Sarah Fortune
Melvin J. and Geraldine L. Glimcher Associate Professor of Immunology and Infectious Diseases
Department of Immunology and Infectious Diseases
Harvard Affiliations: Instructor in Medicine, Harvard Medical School and Brigham and Women’s Hospital
Fortune Lab Phone: 617.432.2683
Our laboratory focuses on how M. tuberculosis uses specialized secretion systems and surface structures to mediate interactions with the infected host. We approach these questions using high throughput proteomics and genetic approaches.
Current Research Projects
ESX1 Secretion System: While the genes required for the virulence of M. tuberculosis have been identified, we understand little about the molecular mechanisms of the bacterium’s interactions with the host. One genetic locus, termed ESX1, is required for the bacterium to cause disease. ESX1 appears to encode a novel protein secretion system that secretes a number of proteins of unknown function. We seek to understand how ESX1 and the ESX1 substrates that we have identified are required for the bacterium to persist and cause disease in the infected host.
Genetic and Epigenetic Variation in M. tuberculosis: We seek to determine whether M. tuberculosis varies, genetically and/or epigenetically, during the course of single infections and whether this variation is subject to selection by the host immune response. With new genomic technologies-low cost genome sequencing and expression profiling we are systematically assessing genetic and epigenetic variation in bacteria selected in experimental models of disease.

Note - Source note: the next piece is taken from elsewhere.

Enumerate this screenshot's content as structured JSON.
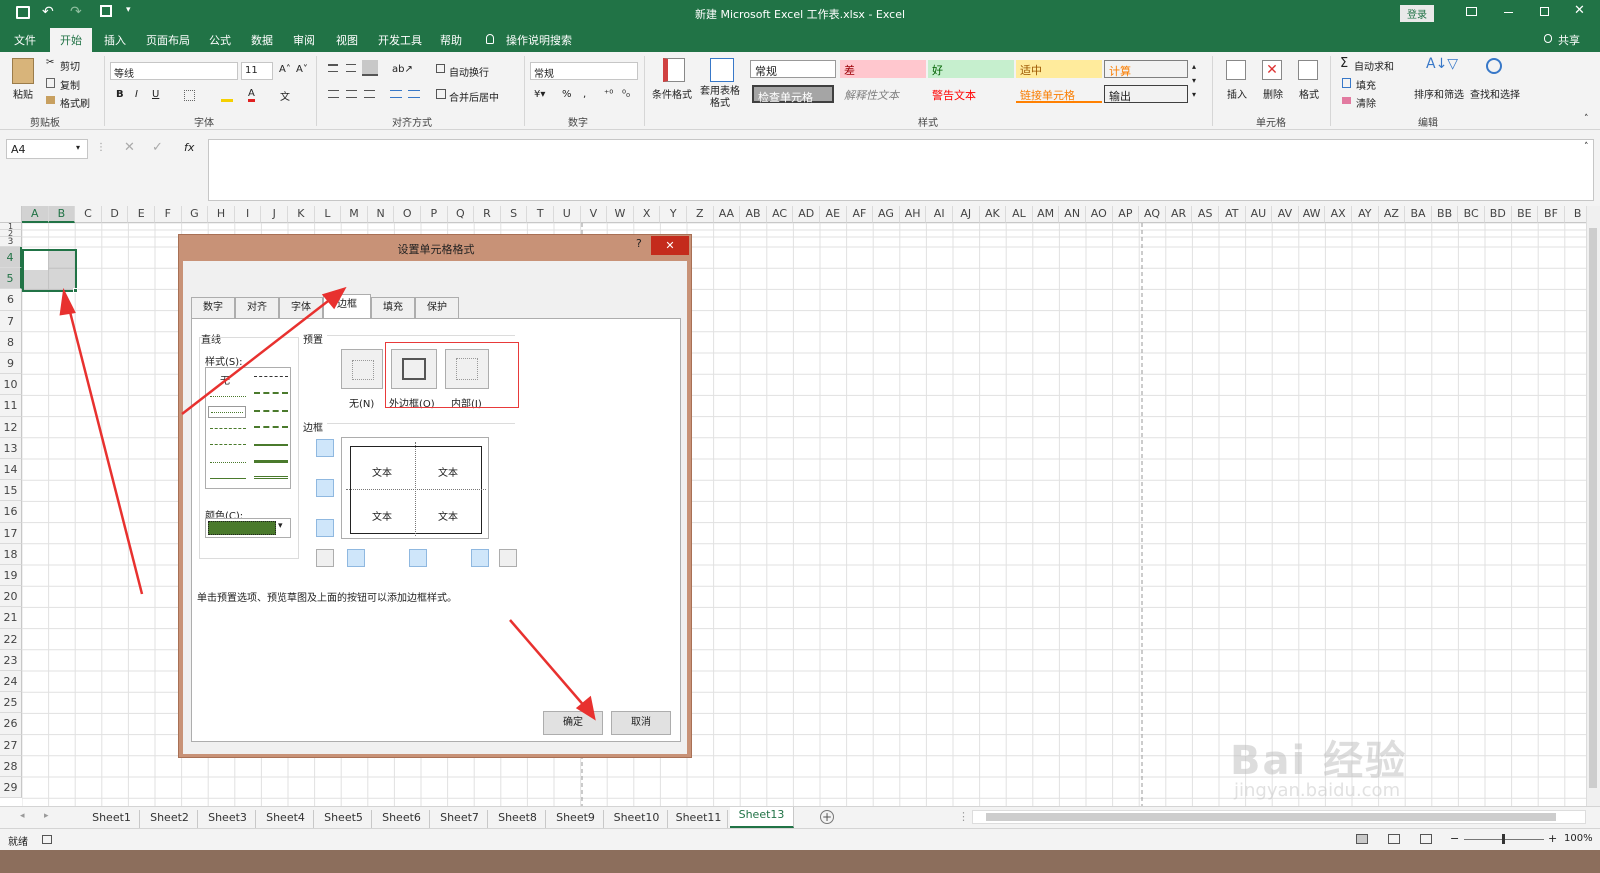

Hypermutability and the Acquisition of Multidrug Resistance: We are assessing whether differences in the mutability between different strains of tuberculosis account for the emergence of extended drug resistance in some clinical strains. We are developing assays for testing mutability in drug sensitive and drug resistant strains of M. tuberculosis and directly measuring the mutability of clinical strains that have acquired or given rise to multidrug resistant tuberculosis.
Honors and Awards
Doris Duke Medical Foundation Early Career Award
Howard Hughes Medical Institute Physician Scientist Early Career Development Award
The Maxwell Finland Award for Excellence in Research, Massachusetts Infectious Disease Society
Harvard Medical School Teaching Award for Residents in Internal Medicine
Alpha Omega Alpha
Education
B.S., 1990, Yale University
M.D., 1996, Columbia University, College of Physicians and Surgeons
Selected Publications
1. Garces A, Atmakuri K, Chase MR, Woodworth JS, Krastins B, Rothchild AC, Ramsdell TL, Lopez MF, Behar SM, Sarracino DA, Fortune SM. EspA acts as a critical mediator of ESX1-dependent virulence in Mycobacterium tuberculosis by affecting bacterial cell wall integrity. PLoSPathogens. 2010 Jun 24;6(6):e1000957. PMCID: PMC2891827
2. Ford CB, Lin PL, Chase MR, Shah RR, Iartchouk O, Galagan JE, Ioerger TR, Mohaideen N, Sacchettini J, Lipsitch M, Flynn JL and Fortune SM. Use of whole genome sequencing to estimate the mutation rate of Mycobacterium tuberculosis during latent infection. Nat Genet. 2011 May;43(5):482-6. Epub 2011 Apr 24. PMID: 21516081 [PubMed - in process].